At least, that's what the Piggly Wiggly Carolina Co. was trying to convince me of with its pre-Valentine's Day circulars, starting the week of Jan. 21. First came the elegant black and white photo of a woman wearing what appeared to be a mini-T-bone as her necklace pendant. The week before Feb. 14, above a picture of a dozen red roses on sale for $19.99, was this tag line: "This Valentine's Day, say it with Beef."

Um, no.

Granted, this was all part of the company's effort to invite customers to purchase Certified Angus Beef and simultaneously enter a drawing for a $5,000 diamond necklace for that special someone. And while I salute those who wanted, as the Pig's press release suggested, "to make a bold statement with the gift of beef," I was hoping my fiance would ignore the bumfuzzling grocery store ads and give me something more romantic -- and, if possible, less artery-clogging -- for Valentine's Day.

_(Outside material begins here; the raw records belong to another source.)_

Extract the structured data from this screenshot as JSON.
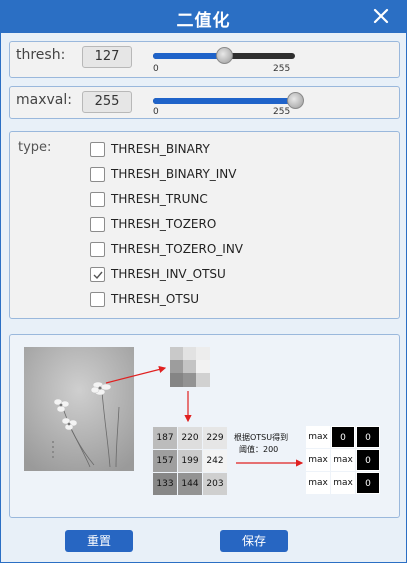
{
  "window": {
    "title": "二值化"
  },
  "thresh": {
    "label": "thresh:",
    "value": "127",
    "fraction": 0.498,
    "min_tick": "0",
    "max_tick": "255"
  },
  "maxval": {
    "label": "maxval:",
    "value": "255",
    "fraction": 1.0,
    "min_tick": "0",
    "max_tick": "255"
  },
  "type": {
    "label": "type:",
    "options": [
      {
        "label": "THRESH_BINARY",
        "checked": false
      },
      {
        "label": "THRESH_BINARY_INV",
        "checked": false
      },
      {
        "label": "THRESH_TRUNC",
        "checked": false
      },
      {
        "label": "THRESH_TOZERO",
        "checked": false
      },
      {
        "label": "THRESH_TOZERO_INV",
        "checked": false
      },
      {
        "label": "THRESH_INV_OTSU",
        "checked": true
      },
      {
        "label": "THRESH_OTSU",
        "checked": false
      }
    ]
  },
  "illustration": {
    "annotation_line1": "根据OTSU得到",
    "annotation_line2": "阈值：200",
    "input_grid": [
      [
        "187",
        "220",
        "229"
      ],
      [
        "157",
        "199",
        "242"
      ],
      [
        "133",
        "144",
        "203"
      ]
    ],
    "output_grid": [
      [
        "max",
        "0",
        "0"
      ],
      [
        "max",
        "max",
        "0"
      ],
      [
        "max",
        "max",
        "0"
      ]
    ],
    "colors": {
      "arrow": "#e02020",
      "dark_cell": "#000000",
      "light_cell": "#ffffff"
    }
  },
  "buttons": {
    "reset": "重置",
    "save": "保存"
  },
  "colors": {
    "accent": "#2b6fc4",
    "button": "#2766c2",
    "slider_fill": "#1f63c9"
  }
}
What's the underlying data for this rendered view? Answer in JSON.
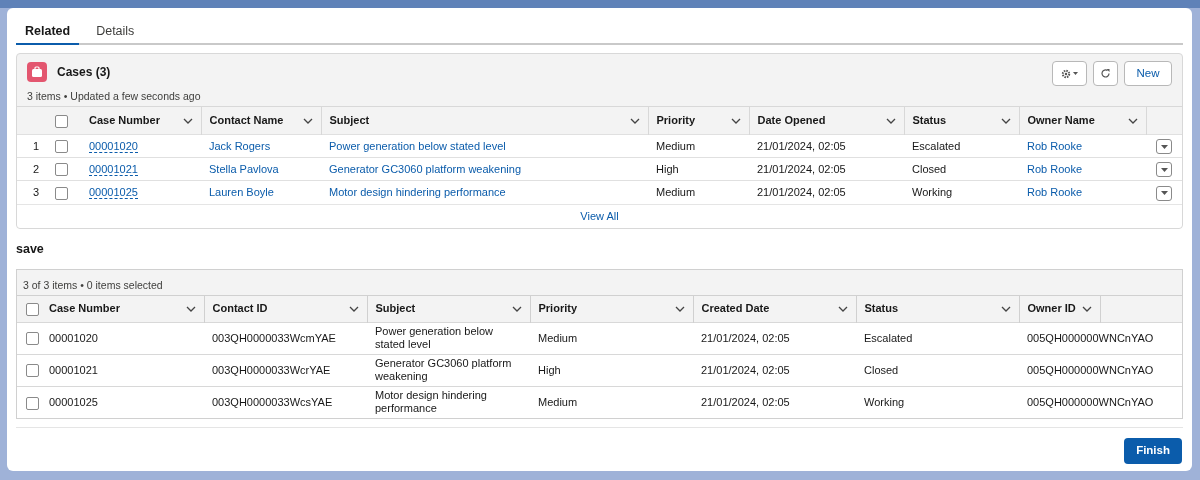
{
  "tabs": [
    {
      "label": "Related",
      "selected": true
    },
    {
      "label": "Details",
      "selected": false
    }
  ],
  "related_list": {
    "all_checked": false,
    "title": "Cases (3)",
    "meta": "3 items • Updated a few seconds ago",
    "new_button": "New",
    "columns": [
      {
        "label": "Case Number",
        "kind": "record-link"
      },
      {
        "label": "Contact Name",
        "kind": "link"
      },
      {
        "label": "Subject",
        "kind": "link"
      },
      {
        "label": "Priority",
        "kind": "text"
      },
      {
        "label": "Date Opened",
        "kind": "text"
      },
      {
        "label": "Status",
        "kind": "text"
      },
      {
        "label": "Owner Name",
        "kind": "link"
      }
    ],
    "rows": [
      {
        "number": "1",
        "checked": false,
        "cells": [
          "00001020",
          "Jack Rogers",
          "Power generation below stated level",
          "Medium",
          "21/01/2024, 02:05",
          "Escalated",
          "Rob Rooke"
        ]
      },
      {
        "number": "2",
        "checked": false,
        "cells": [
          "00001021",
          "Stella Pavlova",
          "Generator GC3060 platform weakening",
          "High",
          "21/01/2024, 02:05",
          "Closed",
          "Rob Rooke"
        ]
      },
      {
        "number": "3",
        "checked": false,
        "cells": [
          "00001025",
          "Lauren Boyle",
          "Motor design hindering performance",
          "Medium",
          "21/01/2024, 02:05",
          "Working",
          "Rob Rooke"
        ]
      }
    ],
    "view_all": "View All"
  },
  "section_title": "save",
  "data_table": {
    "summary": "3 of 3 items • 0 items selected",
    "all_checked": false,
    "columns": [
      "Case Number",
      "Contact ID",
      "Subject",
      "Priority",
      "Created Date",
      "Status",
      "Owner ID"
    ],
    "rows": [
      {
        "checked": false,
        "cells": [
          "00001020",
          "003QH0000033WcmYAE",
          "Power generation below stated level",
          "Medium",
          "21/01/2024, 02:05",
          "Escalated",
          "005QH000000WNCnYAO"
        ]
      },
      {
        "checked": false,
        "cells": [
          "00001021",
          "003QH0000033WcrYAE",
          "Generator GC3060 platform weakening",
          "High",
          "21/01/2024, 02:05",
          "Closed",
          "005QH000000WNCnYAO"
        ]
      },
      {
        "checked": false,
        "cells": [
          "00001025",
          "003QH0000033WcsYAE",
          "Motor design hindering performance",
          "Medium",
          "21/01/2024, 02:05",
          "Working",
          "005QH000000WNCnYAO"
        ]
      }
    ]
  },
  "finish_button": "Finish"
}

But finding the right gift isn't easy, as I discovered in my quest to pick out something thoughtful for my loved one. That got me thinking: How do you say it best?

I turned to Doris Hammond, a Sun City Hilton Head resident, for a little inspiration. Married 52 years to her beloved Ted, Hammond, 75, still blushes when she speaks of meeting her husband the summer before her senior year in high school. Back then, he wore a beret. As a teen, he played the bass fiddle in a band.

The Hammonds dated for four years before marrying on May 30, 1953.

That's an awful lot of Valentine's Days to come up with original gift ideas, said Hammond, who teaches several courses for the Osher Lifelong Learning Institute at USCB, including one on sexuality and aging. "You run out of unique things to give," she said. "Or you run out of money."

Still, Hammond has a favorite Valentine's Day present. In the mid-1950s, she said, Ted was a radio operator in the Air Force, stationed on a small island off the coast of Japan. And because dependents weren't allowed where he was stationed, Hammond stayed with her mother and grandmother in Cincinnati for the year or so that Ted served on the island.

It was an era long before e-mail, an age when writing letters was the common form of communication. Because of Ted's location, two-way phone calls were impossible.

"I never expected to be able to talk to him," Hammond said.

But that year, somehow, Ted finagled a way to have his voice transmitted overseas to Hammond's house in Ohio on Feb. 14.She picked up the phone and heard Ted's voice saying, "I love you."

Her husband couldn't hear Hammond's response. But she still remembers.

"I just broke down and cried. I never expected that -- to hear his actual voice, right on Valentine's Day," she said.

Turns out, nothing says "I love you" like actually saying "I love you."

In the years that followed, the couple exchanged valentines, though none were a "huge commercial treat," Hammond said. Once, she arranged for a barbershop quartet to serenade Ted. It was a fitting gift, she thought -- both loved to sing in the car, singing the same songs her parents sang in front of them while chaperoning the high school sweethearts. And both Ted and Hammond eventually joined barbershop music choruses.

Last Thursday, she was part of a quartet that delivered singing valentines in barbershop harmony around the Lowcountry. Singing barbershop is one of the ways Hammond likes to remember her Ted. At his funeral -- or rather, his "Celebration of Life," as Hammond calls it -- a Sweet Adeline chorus sang "What a Wonderful World."

Two and a half years ago, he died. In her arms, Hammond said. At their Sun City home.

Recalling it all on the porch of their house, she broke down and cried, just a little.

When he died, Hammond said she heard a click. And then, chords of music.

Perhaps nothing says "I love you" like what cannot be put into words at all.